What have you been reading lately?


Skyggedanseren (The Shadow Dancer) by Sara Omar
(Translated to the Norwegian from the Danish by Inge Ulrik Gundersen)

This is the follow-up to a book I read a year ago, Dødevaskeren (The Dead Washer). This duology is about Frmesk, a Kurdish woman who immigrates to Denmark at a young age, and the abuse and struggles she had to endure as a female in a Muslim community, both in Kurdistan and Denmark. The structure of the two books combined was very unique and interesting. Book #1 alternated between Frmesk’s life as a young child in her grandparents’ household in Kurdistan and her life in Denmark 30 years later when she was alone in a hospital bed for unidentified reasons. Book #2 filled in many blanks in Frmesk’s life. It alternated between the next years with her grandparents in Kurdistan and her young adult years in Denmark when she was a university student and then married a Kurdish man. Frmesk lived a difficult, hard, and painful life. The only shining light for her was her grandparents. Everyone else failed her. It was an extremely tough read with much abuse happening at all ages in her life, but it was eye-opening to see what girls and women in certain parts of the world have to endure even when they emigrate to supposedly more open-minded societies. The story of Frmesk has made a deep impact on me.

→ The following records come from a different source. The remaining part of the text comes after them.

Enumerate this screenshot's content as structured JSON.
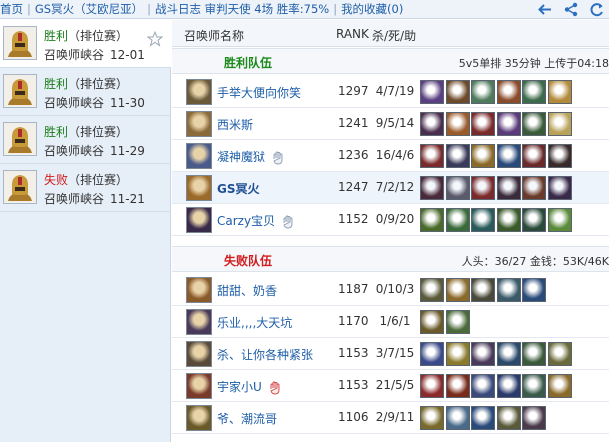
{
  "topbar": {
    "crumbs": [
      "首页",
      "GS冥火（艾欧尼亚）",
      "战斗日志 审判天使 4场 胜率:75%",
      "我的收藏(0)"
    ],
    "icons": [
      "back-arrow-icon",
      "share-icon",
      "refresh-icon"
    ]
  },
  "sidebar": {
    "matches": [
      {
        "result": "胜利",
        "type": "（排位赛）",
        "map": "召唤师峡谷",
        "date": "12-01",
        "win": true,
        "active": true
      },
      {
        "result": "胜利",
        "type": "（排位赛）",
        "map": "召唤师峡谷",
        "date": "11-30",
        "win": true,
        "active": false
      },
      {
        "result": "胜利",
        "type": "（排位赛）",
        "map": "召唤师峡谷",
        "date": "11-29",
        "win": true,
        "active": false
      },
      {
        "result": "失败",
        "type": "（排位赛）",
        "map": "召唤师峡谷",
        "date": "11-21",
        "win": false,
        "active": false
      }
    ]
  },
  "main": {
    "header": {
      "name_col": "召唤师名称",
      "rank_col": "RANK",
      "kda_col": "杀/死/助"
    },
    "win_team": {
      "title": "胜利队伍",
      "info": "5v5单排  35分钟  上传于04:18"
    },
    "lose_team": {
      "title": "失败队伍",
      "info": "人头：36/27  金钱：53K/46K"
    },
    "win_players": [
      {
        "name": "手举大便向你笑",
        "rank": "1297",
        "kda": "4/7/19",
        "champ_color": "#6a5a3a",
        "items": [
          "#5a3f82",
          "#6d4a2a",
          "#4f7a5c",
          "#8a4b2a",
          "#3d6a4a",
          "#b38a3b"
        ]
      },
      {
        "name": "西米斯",
        "rank": "1241",
        "kda": "9/5/14",
        "champ_color": "#8a6a3a",
        "items": [
          "#4a2e4e",
          "#9a5a2a",
          "#7a2a2a",
          "#5a3a7a",
          "#3a5a3a",
          "#b8a25a"
        ]
      },
      {
        "name": "凝神魔狱",
        "rank": "1236",
        "kda": "16/4/6",
        "champ_color": "#4a5a8a",
        "items": [
          "#7a2a2a",
          "#3a3a5a",
          "#8a6a2a",
          "#2a4a7a",
          "#6a2a2a",
          "#3a2a2a"
        ]
      },
      {
        "name": "GS冥火",
        "rank": "1247",
        "kda": "7/2/12",
        "champ_color": "#9a6a2a",
        "items": [
          "#4a2a3a",
          "#5a5a6a",
          "#7a2a2a",
          "#3a2a3a",
          "#6a3a2a",
          "#3a2a4a"
        ]
      },
      {
        "name": "Carzy宝贝",
        "rank": "1152",
        "kda": "0/9/20",
        "champ_color": "#3a2a4a",
        "items": [
          "#4a6a2a",
          "#3a6a3a",
          "#2a5a5a",
          "#3a5a2a",
          "#2a4a3a",
          "#5a8a3a"
        ]
      }
    ],
    "lose_players": [
      {
        "name": "甜甜、奶香",
        "rank": "1187",
        "kda": "0/10/3",
        "champ_color": "#8a5a2a",
        "items": [
          "#5a5a3a",
          "#8a6a2a",
          "#4a4a3a",
          "#3a5a6a",
          "#2a4a7a"
        ]
      },
      {
        "name": "乐业,,,,大天坑",
        "rank": "1170",
        "kda": "1/6/1",
        "champ_color": "#4a3a5a",
        "items": [
          "#6a5a2a",
          "#4a6a3a"
        ]
      },
      {
        "name": "杀、让你各种紧张",
        "rank": "1153",
        "kda": "3/7/15",
        "champ_color": "#5a4a3a",
        "items": [
          "#3a4a8a",
          "#8a7a2a",
          "#4a3a5a",
          "#2a4a6a",
          "#3a5a3a",
          "#6a6a3a"
        ]
      },
      {
        "name": "宇家小U",
        "rank": "1153",
        "kda": "21/5/5",
        "champ_color": "#7a3a2a",
        "items": [
          "#8a2a2a",
          "#7a2a1a",
          "#3a4a7a",
          "#2a3a6a",
          "#3a5a4a",
          "#8a6a2a"
        ]
      },
      {
        "name": "爷、潮流哥",
        "rank": "1106",
        "kda": "2/9/11",
        "champ_color": "#6a5a2a",
        "items": [
          "#7a6a2a",
          "#4a6a8a",
          "#2a4a7a",
          "#5a5a3a",
          "#4a3a4a"
        ]
      }
    ]
  },
  "colors": {
    "win": "#1b8a1b",
    "lose": "#d21c1c",
    "link": "#1e5ea8"
  }
}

Scandinavian Reading Challenge 2020: A book by or about refugees to Scandinavia


By the Fire: Sámi Folktales and Legends, Collected and Illustrated by Emilie Demant Hatt (Translated from the Danish by Barbara Sjoholm)

This is another book that’s been on my radar for a while and that I finally read when an opportunity arose to join a virtual book club meeting to discuss it in honor of Sámi National Day which was February 6. I’m not normally interested in folk tales and legends, but I am intrigued by Sámi history and culture. I did enjoy reading these stories collected by a Danish artist and ethnographer during her travels among the Sámi in the 1920s. This collection of stories with accompanying linoleum prints and “Field Notes and Commentary” by the author as well as an “Afterword” by the translator which featured photos of the storytellers and more background information provided a very unique and enlightening look at Sámi culture.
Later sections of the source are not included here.